Il primo tempo della partita nella fornace del Senato si chiude con un punto a favore del governo, dopo una mattinata di scontri e colpi di teatro: i finti dollari-Verdini sventolati dai leghisti, la richiesta di Calderoli della perizia calligrafica sulla firma del collega Cociancich, «se quell’emendamento non è sottoscritto da lui è un falso in atto pubblico»; i continui attacchi all’arbitraggio di Grasso: il presidente bersaglio degli strali resta serafico, reagisce duro solo due volte, quando Mario Mauro gli dice «per allinearsi basta un’alzata di sopracciglio di Renzi», ribatte «non le consento di dirlo, per la valutazione degli emendamenti è stato fatto un esame attento e scrupoloso sulla base del regolamento». E ai grillini che lo sfottono: «Il pelo sullo stomaco non mi manca». 
Maggioranza larga
A fine mattinata il governo porta a casa il primo articolo della riforma costituzionale, 172 voti di Pd, Ap, Autonomie votano insieme all’Ala di Verdini. La Boschi esce dall’aula con Luca Lotti, «meglio non poteva andare, abbiamo approvato in un giorno l’articolo uno, la maggioranza è larga, dunque...». Due ore prima era andata pure meglio, Lega e 5Stelle non votano ma 177 sì fanno passare il cosiddetto «emendamento canguro» di Cociancich, che ripristina una serie di funzioni del nuovo Senato e abbatte con una mannaia 220 pagine di emendamenti evitando così una ventina di voti segreti.
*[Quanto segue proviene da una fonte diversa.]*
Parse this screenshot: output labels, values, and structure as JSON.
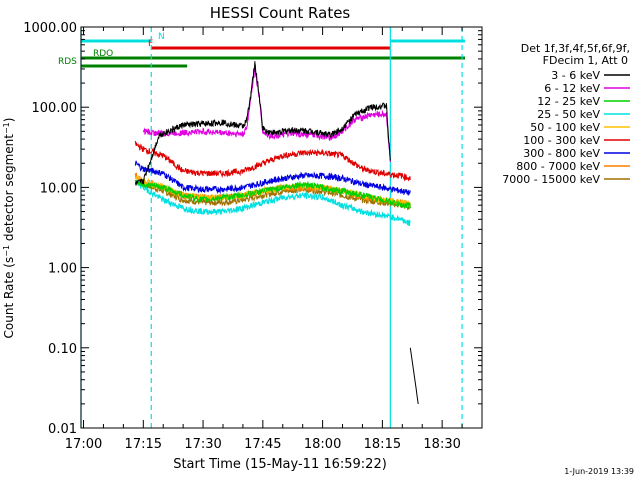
{
  "chart_data": {
    "type": "line",
    "title": "HESSI Count Rates",
    "xlabel": "Start Time (15-May-11 16:59:22)",
    "ylabel": "Count Rate (s⁻¹ detector segment⁻¹)",
    "y_scale": "log",
    "ylim": [
      0.01,
      1000
    ],
    "xlim": [
      "16:59:22",
      "18:40:00"
    ],
    "x_ticks": [
      "17:00",
      "17:15",
      "17:30",
      "17:45",
      "18:00",
      "18:15",
      "18:30"
    ],
    "y_ticks": [
      "0.01",
      "0.10",
      "1.00",
      "10.00",
      "100.00",
      "1000.00"
    ],
    "legend_title": [
      "Det 1f,3f,4f,5f,6f,9f,",
      "FDecim 1, Att 0"
    ],
    "legend_position": "right",
    "series": [
      {
        "name": "3 - 6 keV",
        "color": "#000000",
        "x": [
          "17:13",
          "17:15",
          "17:19",
          "17:25",
          "17:30",
          "17:35",
          "17:38",
          "17:40",
          "17:41",
          "17:42",
          "17:43",
          "17:44",
          "17:45",
          "17:46",
          "17:48",
          "17:52",
          "17:58",
          "18:02",
          "18:05",
          "18:08",
          "18:12",
          "18:16",
          "18:17",
          "18:20",
          "18:22",
          "18:24"
        ],
        "y": [
          11,
          12,
          45,
          60,
          62,
          65,
          60,
          58,
          70,
          150,
          350,
          150,
          55,
          50,
          48,
          52,
          50,
          45,
          55,
          80,
          100,
          105,
          20,
          null,
          0.1,
          0.02
        ]
      },
      {
        "name": "6 - 12 keV",
        "color": "#e000e0",
        "x": [
          "17:15",
          "17:19",
          "17:25",
          "17:30",
          "17:35",
          "17:38",
          "17:40",
          "17:41",
          "17:42",
          "17:43",
          "17:44",
          "17:45",
          "17:46",
          "17:48",
          "17:52",
          "17:58",
          "18:02",
          "18:05",
          "18:08",
          "18:12",
          "18:16",
          "18:17"
        ],
        "y": [
          50,
          47,
          48,
          50,
          48,
          47,
          46,
          55,
          140,
          300,
          140,
          50,
          45,
          44,
          47,
          45,
          42,
          50,
          70,
          80,
          82,
          20
        ]
      },
      {
        "name": "12 - 25 keV",
        "color": "#00d000",
        "x": [
          "17:13",
          "17:15",
          "17:20",
          "17:25",
          "17:30",
          "17:35",
          "17:40",
          "17:45",
          "17:50",
          "17:55",
          "18:00",
          "18:05",
          "18:10",
          "18:15",
          "18:20",
          "18:22"
        ],
        "y": [
          12,
          11,
          10,
          8,
          7,
          7.5,
          8,
          9,
          10,
          11,
          10,
          9,
          8,
          7,
          6,
          6
        ]
      },
      {
        "name": "25 - 50 keV",
        "color": "#00e0e0",
        "x": [
          "17:13",
          "17:15",
          "17:20",
          "17:25",
          "17:30",
          "17:35",
          "17:40",
          "17:45",
          "17:50",
          "17:55",
          "18:00",
          "18:05",
          "18:10",
          "18:15",
          "18:20",
          "18:22"
        ],
        "y": [
          12,
          10,
          7,
          5.5,
          5,
          5,
          5.5,
          6.5,
          7.5,
          8,
          7.5,
          6,
          5,
          4.5,
          4,
          3.5
        ]
      },
      {
        "name": "50 - 100 keV",
        "color": "#ffc000",
        "x": [
          "17:13",
          "17:15",
          "17:20",
          "17:25",
          "17:30",
          "17:35",
          "17:40",
          "17:45",
          "17:50",
          "17:55",
          "18:00",
          "18:05",
          "18:10",
          "18:15",
          "18:20",
          "18:22"
        ],
        "y": [
          13,
          12,
          10,
          8,
          7.5,
          7.5,
          8,
          9,
          10,
          10.5,
          10,
          9,
          8,
          7,
          6.5,
          6
        ]
      },
      {
        "name": "100 - 300 keV",
        "color": "#e00000",
        "x": [
          "17:13",
          "17:15",
          "17:20",
          "17:25",
          "17:30",
          "17:35",
          "17:40",
          "17:45",
          "17:50",
          "17:55",
          "18:00",
          "18:05",
          "18:10",
          "18:15",
          "18:20",
          "18:22"
        ],
        "y": [
          35,
          30,
          25,
          16,
          15,
          15,
          16,
          20,
          25,
          27,
          27,
          25,
          17,
          15,
          14,
          13
        ]
      },
      {
        "name": "300 - 800 keV",
        "color": "#0000e0",
        "x": [
          "17:13",
          "17:15",
          "17:20",
          "17:25",
          "17:30",
          "17:35",
          "17:40",
          "17:45",
          "17:50",
          "17:55",
          "18:00",
          "18:05",
          "18:10",
          "18:15",
          "18:20",
          "18:22"
        ],
        "y": [
          20,
          17,
          15,
          10,
          9.5,
          9.5,
          10,
          11.5,
          13,
          14,
          14,
          13,
          11,
          10,
          9,
          8.5
        ]
      },
      {
        "name": "800 - 7000 keV",
        "color": "#ff8000",
        "x": [
          "17:13",
          "17:15",
          "17:20",
          "17:25",
          "17:30",
          "17:35",
          "17:40",
          "17:45",
          "17:50",
          "17:55",
          "18:00",
          "18:05",
          "18:10",
          "18:15",
          "18:20",
          "18:22"
        ],
        "y": [
          14,
          12,
          10,
          8,
          7.5,
          7.5,
          8,
          9,
          10,
          10,
          10,
          9,
          7.5,
          7,
          6.5,
          6
        ]
      },
      {
        "name": "7000 - 15000 keV",
        "color": "#a07000",
        "x": [
          "17:13",
          "17:15",
          "17:20",
          "17:25",
          "17:30",
          "17:35",
          "17:40",
          "17:45",
          "17:50",
          "17:55",
          "18:00",
          "18:05",
          "18:10",
          "18:15",
          "18:20",
          "18:22"
        ],
        "y": [
          12,
          11,
          9,
          7,
          6.5,
          6.5,
          7,
          8,
          9,
          9.5,
          9,
          8,
          7,
          6.5,
          6,
          5.5
        ]
      }
    ],
    "flag_bars": [
      {
        "label": "N",
        "color": "#00e0e0",
        "segments": [
          [
            "16:59:22",
            "17:17"
          ],
          [
            "18:17",
            "18:40"
          ]
        ]
      },
      {
        "label": "F",
        "color": "#e00000",
        "segments": [
          [
            "17:17",
            "18:17"
          ]
        ]
      },
      {
        "label": "RDO",
        "color": "#008000",
        "segments": [
          [
            "16:59:22",
            "17:17"
          ],
          [
            "17:26",
            "17:48"
          ],
          [
            "17:48",
            "18:03"
          ],
          [
            "18:03",
            "18:40"
          ]
        ]
      },
      {
        "label": "RDS",
        "color": "#008000",
        "segments": [
          [
            "16:59:22",
            "17:26"
          ]
        ]
      }
    ],
    "vlines": [
      {
        "x": "16:59:22",
        "color": "#00e0e0",
        "style": "solid"
      },
      {
        "x": "17:17",
        "color": "#00e0e0",
        "style": "dashed"
      },
      {
        "x": "18:17",
        "color": "#00e0e0",
        "style": "solid"
      },
      {
        "x": "18:35",
        "color": "#00e0e0",
        "style": "dashed"
      }
    ],
    "grid": false
  },
  "footer": {
    "date_stamp": "1-Jun-2019 13:39"
  }
}
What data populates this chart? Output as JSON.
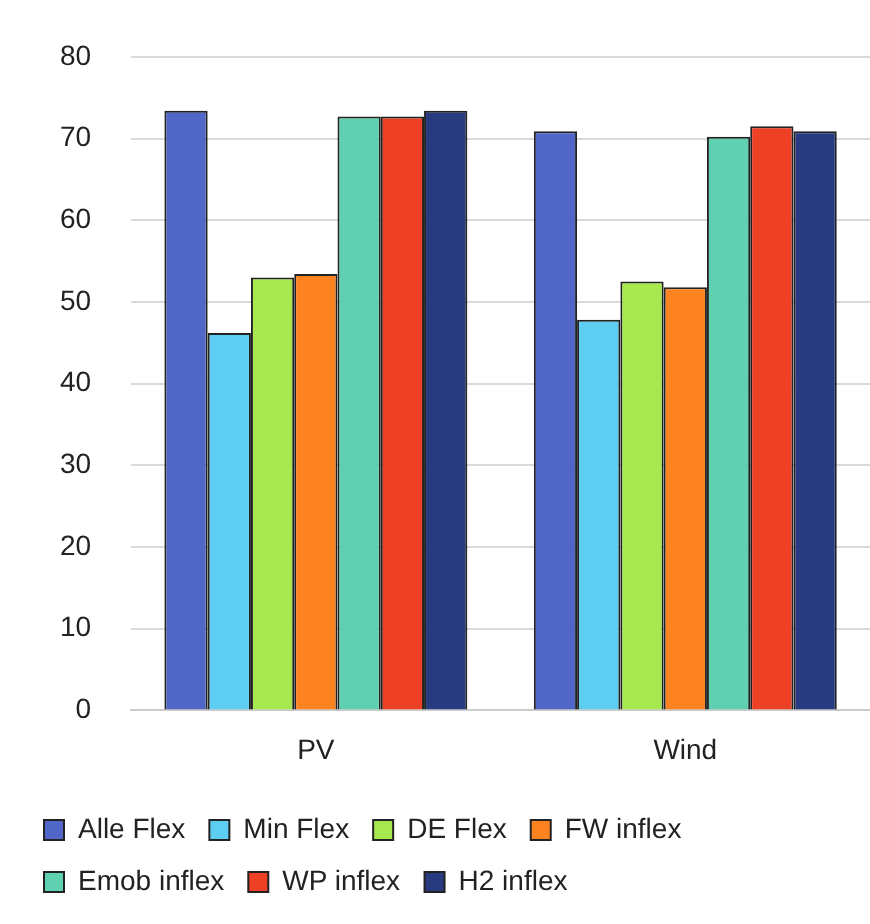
{
  "chart_data": {
    "type": "bar",
    "categories": [
      "PV",
      "Wind"
    ],
    "series": [
      {
        "name": "Alle Flex",
        "color": "#5067c8",
        "values": [
          73.4,
          70.9
        ]
      },
      {
        "name": "Min Flex",
        "color": "#5ecdf2",
        "values": [
          46.2,
          47.8
        ]
      },
      {
        "name": "DE Flex",
        "color": "#a6e84e",
        "values": [
          53.0,
          52.5
        ]
      },
      {
        "name": "FW inflex",
        "color": "#fc831f",
        "values": [
          53.4,
          51.8
        ]
      },
      {
        "name": "Emob inflex",
        "color": "#5fd0b0",
        "values": [
          72.7,
          70.2
        ]
      },
      {
        "name": "WP inflex",
        "color": "#ee4025",
        "values": [
          72.7,
          71.5
        ]
      },
      {
        "name": "H2 inflex",
        "color": "#283a80",
        "values": [
          73.4,
          70.9
        ]
      }
    ],
    "ylim": [
      0,
      80
    ],
    "yticks": [
      0,
      10,
      20,
      30,
      40,
      50,
      60,
      70,
      80
    ],
    "grid": "y",
    "legend": "bottom"
  }
}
La De Petris di Sel si sgola per denunciare l’esistenza di un altro emendamento Cociancich all’articolo 21 sul quorum per eleggere il capo dello Stato, la minoranza Pd si irrita perché sul punto è aperta una contesa col governo: che stavolta prende le distanze dal «Cociancich bis» per tenere buoni i dissidenti. Insomma, un bailamme. L’arrivo a Palazzo Madama del portavoce del premier dimostra che il round è delicato, «con la vittoria sull’articolo uno e l’accordo sull’articolo 2 il passaggio più difficile è superato e si fa un gran passo avanti», è il commento a caldo di Renzi trasmesso ai suoi. Ma sono le parole del Pd Giorgio Tonini, «l’Italia potrà così dimostrare all’Europa di essere credibile e di avere le carte in regola per chiedere più investimenti» a dire quale sia la posta in gioco dietro la fretta del governo di chiudere il 13 ottobre.
Incubo franchi tiratori
Ma in attesa del secondo tempo, fino alle 19 quando si torna in aula, è la paura dei franchi tiratori negli scrutini segreti previsti all’articolo due a tenere banco: il sospetto che qualcuno dei «compagni» della minoranza possa sfilarsi insieme ai riottosi di Ncd. Conciliaboli e vertici maggioranza-governo, si studiano contromosse, magari altri «canguri» per far saltare i sei voti segreti, quelli più insidiosi sono su emendamenti che ripristinano l’elezione diretta dei senatori. La Boschi va a colloquio da Grasso che chiede lumi, smentisce che il governo sfornerà emendamenti canguro. Ipotesi scartata perché rischia di esacerbare ancora più il clima già infuocato. Quando riprende l’aula, Grasso riduce i voti segreti da 5 a 3: avverte che solo se verrà aggiustata la forma di due proposte queste saranno ammissibili. Apriti cielo, due ore di attacchi all’arbitro accusato di non essere imparziale, poi si chiude. Oggi la prova del nove sulla reale tenuta della maggioranza.